X axis = t; Y axis = y; Z axis = j
(I messed that graph up 3 times before even posting this, so I hope this time it's right)
Note that the sine wave position projects backward through X (t) for each Z (j) timestep, and the parabolic arcs project straight in the Z (j) plane. This should be equivalent to the sine wave projecting straight out in the Z axis and the jump arcs projecting forward through X for each Z step, right? I think that's right.
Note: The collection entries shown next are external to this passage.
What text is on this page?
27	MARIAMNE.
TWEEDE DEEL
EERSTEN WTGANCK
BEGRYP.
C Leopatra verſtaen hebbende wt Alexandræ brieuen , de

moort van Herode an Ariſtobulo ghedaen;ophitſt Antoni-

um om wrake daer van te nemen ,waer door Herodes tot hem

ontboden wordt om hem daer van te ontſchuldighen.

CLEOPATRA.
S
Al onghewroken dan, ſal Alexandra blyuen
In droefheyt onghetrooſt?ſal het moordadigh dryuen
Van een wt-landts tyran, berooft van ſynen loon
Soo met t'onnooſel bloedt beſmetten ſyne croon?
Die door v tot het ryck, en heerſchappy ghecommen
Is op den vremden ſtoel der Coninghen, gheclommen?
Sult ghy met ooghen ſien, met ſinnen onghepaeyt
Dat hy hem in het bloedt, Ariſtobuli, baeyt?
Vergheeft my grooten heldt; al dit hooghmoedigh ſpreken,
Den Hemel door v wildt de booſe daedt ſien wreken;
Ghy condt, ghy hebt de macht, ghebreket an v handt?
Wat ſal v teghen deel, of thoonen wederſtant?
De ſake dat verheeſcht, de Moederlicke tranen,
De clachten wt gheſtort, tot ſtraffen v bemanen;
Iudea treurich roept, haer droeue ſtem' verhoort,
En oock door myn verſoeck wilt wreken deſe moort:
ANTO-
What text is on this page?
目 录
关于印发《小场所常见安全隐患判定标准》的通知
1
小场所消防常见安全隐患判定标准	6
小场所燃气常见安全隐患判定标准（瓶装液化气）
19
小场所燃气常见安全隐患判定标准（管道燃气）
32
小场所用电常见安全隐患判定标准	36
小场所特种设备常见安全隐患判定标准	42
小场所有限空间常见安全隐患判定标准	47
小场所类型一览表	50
Hopefully you can tell that at SOME point along the right hand side of the graph there is an intersection between the half parabola of the falling arc and the position vector of the upper basket. Any intersection implies that jumping at time t-0.7 would land you in the basket at time t.
THEREFORE, a valid value of t is one at which there is an intersection at any j value after the peak of the jump.
In this graph, the "jump window" would be the second half of the interval. You could jump any time during that window and you would still land in the basket.
Ok, now that we've done it with a 1D position axis, add another one. Instead of only considering the Y value, we need to consider X and Y for the jump arcs and the basket paths at each time and jump offset. This makes the resulting graph 4-dimensional, meaning 3D intersections at any given t value rather than 2D.....yay....
I feel like I simply can't wrap my head around how to do any calculation for this (even in the simplified case) to effectively locate t values that contain intersections without just iterating over each one and running a 2D/3D intersection on the functions using j as the sole independent. Is there some sort of magic I could be using here?
---
I should also mention that this doesn't even begin to cover GENERATING the next path, just locating the jump windows for a given pair of paths...It's possible that it could be easier to generate a path that is guaranteed valid rather than validating an existing path, though I'm not sure how to figure that out either.
Thanks for taking the time to read all this. If there's any way I can clarify things, please ask. I think I have all the pieces in my brain to set up the situation, I just don't have the math to solve it, so hopefully I can explain any questions you might have.